1. The Memorandum of Understanding is silent as to one nomination that is already on the floor, that of Thomas B. Griffith to the D.C. Circuit. It also is silent as to all the other nominations that are already pending but have not yet reached the floor.
All the more reason to think that this MOU marks only a very temporary cooling off. The issue will resurface soon, and it is now crystal-clear which Republicans need, ahem, reinforcement.
2. The Republican signatories’ agreement to oppose cloture reform is contingent (both expressly and as a matter of basic contract principles) on the Democrat signatories’ living up to their end of the bargain. The fact that the MOU contemplates that each signatory will use his own discretion in determining whether extraordinary circumstances exist does not mean that Republican signatories will need to defer to a Democrat signatory’s determination. On the contrary, it means that a Republican signatory is free to use his own discretion to determine that a Democrat signatory’s determination of extraordinary circumstances amounts to a violation of the MOU. And the nomination of any person who elicits fewer Democrat objections than Brown, Pryor, or Owen should not constitute “extraordinary circumstances”.

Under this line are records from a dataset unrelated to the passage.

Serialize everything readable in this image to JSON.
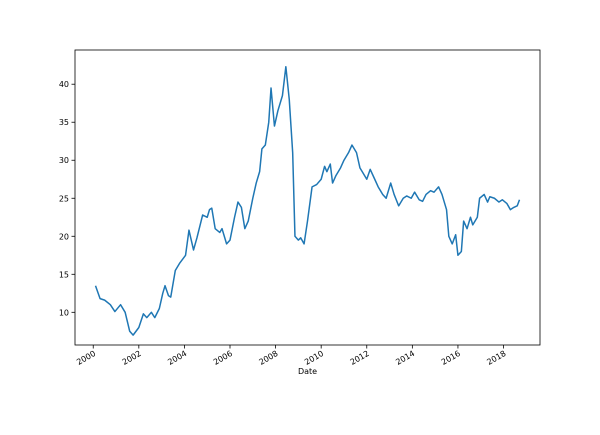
{
  "chart_data": {
    "type": "line",
    "x_label": "Date",
    "series": [
      {
        "color": "#1f77b4",
        "x": [
          2000.1,
          2000.3,
          2000.5,
          2000.75,
          2000.95,
          2001.2,
          2001.4,
          2001.6,
          2001.75,
          2002.0,
          2002.2,
          2002.35,
          2002.55,
          2002.7,
          2002.9,
          2003.05,
          2003.15,
          2003.3,
          2003.4,
          2003.6,
          2003.8,
          2004.05,
          2004.2,
          2004.4,
          2004.55,
          2004.8,
          2005.0,
          2005.1,
          2005.2,
          2005.35,
          2005.55,
          2005.65,
          2005.85,
          2006.0,
          2006.2,
          2006.35,
          2006.5,
          2006.65,
          2006.8,
          2007.0,
          2007.15,
          2007.3,
          2007.4,
          2007.55,
          2007.7,
          2007.8,
          2007.95,
          2008.1,
          2008.3,
          2008.45,
          2008.6,
          2008.75,
          2008.85,
          2009.0,
          2009.1,
          2009.25,
          2009.4,
          2009.6,
          2009.8,
          2010.0,
          2010.15,
          2010.25,
          2010.4,
          2010.5,
          2010.65,
          2010.85,
          2011.0,
          2011.2,
          2011.35,
          2011.55,
          2011.7,
          2011.8,
          2012.0,
          2012.15,
          2012.35,
          2012.5,
          2012.7,
          2012.85,
          2013.05,
          2013.2,
          2013.4,
          2013.6,
          2013.75,
          2013.95,
          2014.1,
          2014.3,
          2014.45,
          2014.6,
          2014.8,
          2014.95,
          2015.15,
          2015.3,
          2015.5,
          2015.6,
          2015.75,
          2015.9,
          2016.0,
          2016.15,
          2016.25,
          2016.4,
          2016.55,
          2016.65,
          2016.85,
          2016.95,
          2017.15,
          2017.3,
          2017.4,
          2017.6,
          2017.8,
          2017.95,
          2018.15,
          2018.3,
          2018.45,
          2018.6,
          2018.7
        ],
        "values": [
          13.5,
          11.8,
          11.6,
          11.0,
          10.1,
          11.0,
          10.0,
          7.5,
          7.0,
          8.0,
          9.8,
          9.3,
          10.0,
          9.3,
          10.5,
          12.5,
          13.5,
          12.2,
          12.0,
          15.5,
          16.5,
          17.5,
          20.8,
          18.2,
          19.8,
          22.8,
          22.5,
          23.5,
          23.7,
          21.0,
          20.5,
          21.0,
          19.0,
          19.5,
          22.5,
          24.5,
          23.8,
          21.0,
          22.0,
          25.0,
          27.0,
          28.5,
          31.5,
          32.0,
          35.0,
          39.5,
          34.5,
          36.5,
          38.5,
          42.3,
          38.0,
          31.0,
          20.0,
          19.5,
          19.8,
          19.0,
          22.0,
          26.5,
          26.8,
          27.5,
          29.2,
          28.5,
          29.5,
          27.0,
          28.0,
          29.0,
          30.0,
          31.0,
          32.0,
          31.0,
          29.0,
          28.5,
          27.5,
          28.8,
          27.5,
          26.5,
          25.5,
          25.0,
          27.0,
          25.5,
          24.0,
          25.0,
          25.3,
          25.0,
          25.8,
          24.8,
          24.6,
          25.5,
          26.0,
          25.8,
          26.5,
          25.5,
          23.5,
          20.0,
          19.0,
          20.2,
          17.5,
          18.0,
          22.0,
          21.0,
          22.5,
          21.5,
          22.5,
          25.0,
          25.5,
          24.5,
          25.2,
          25.0,
          24.5,
          24.8,
          24.3,
          23.5,
          23.8,
          24.0,
          24.8
        ]
      }
    ],
    "xlim": [
      1999.2,
      2019.6
    ],
    "xticks": [
      2000,
      2002,
      2004,
      2006,
      2008,
      2010,
      2012,
      2014,
      2016,
      2018
    ],
    "ylim": [
      5.7,
      44.5
    ],
    "yticks": [
      10,
      15,
      20,
      25,
      30,
      35,
      40
    ],
    "grid": false
  }
}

3. The idea that the Constitution contemplates that the President will consult with the Senate before making nominations is belied by the text of Article II, section 2, clause 2, which provides that the President “shall nominate, and by and with the Advice and Consent of the Senate, shall appoint” judges. As a matter of basic grammar, the phrase “by and with the Advice and Consent of the Senate” plainly modifies “shall appoint,” not “shall nominate.” And the idea that consulting Senate Democrats about prospective nominees would somehow have any value is ludicrous.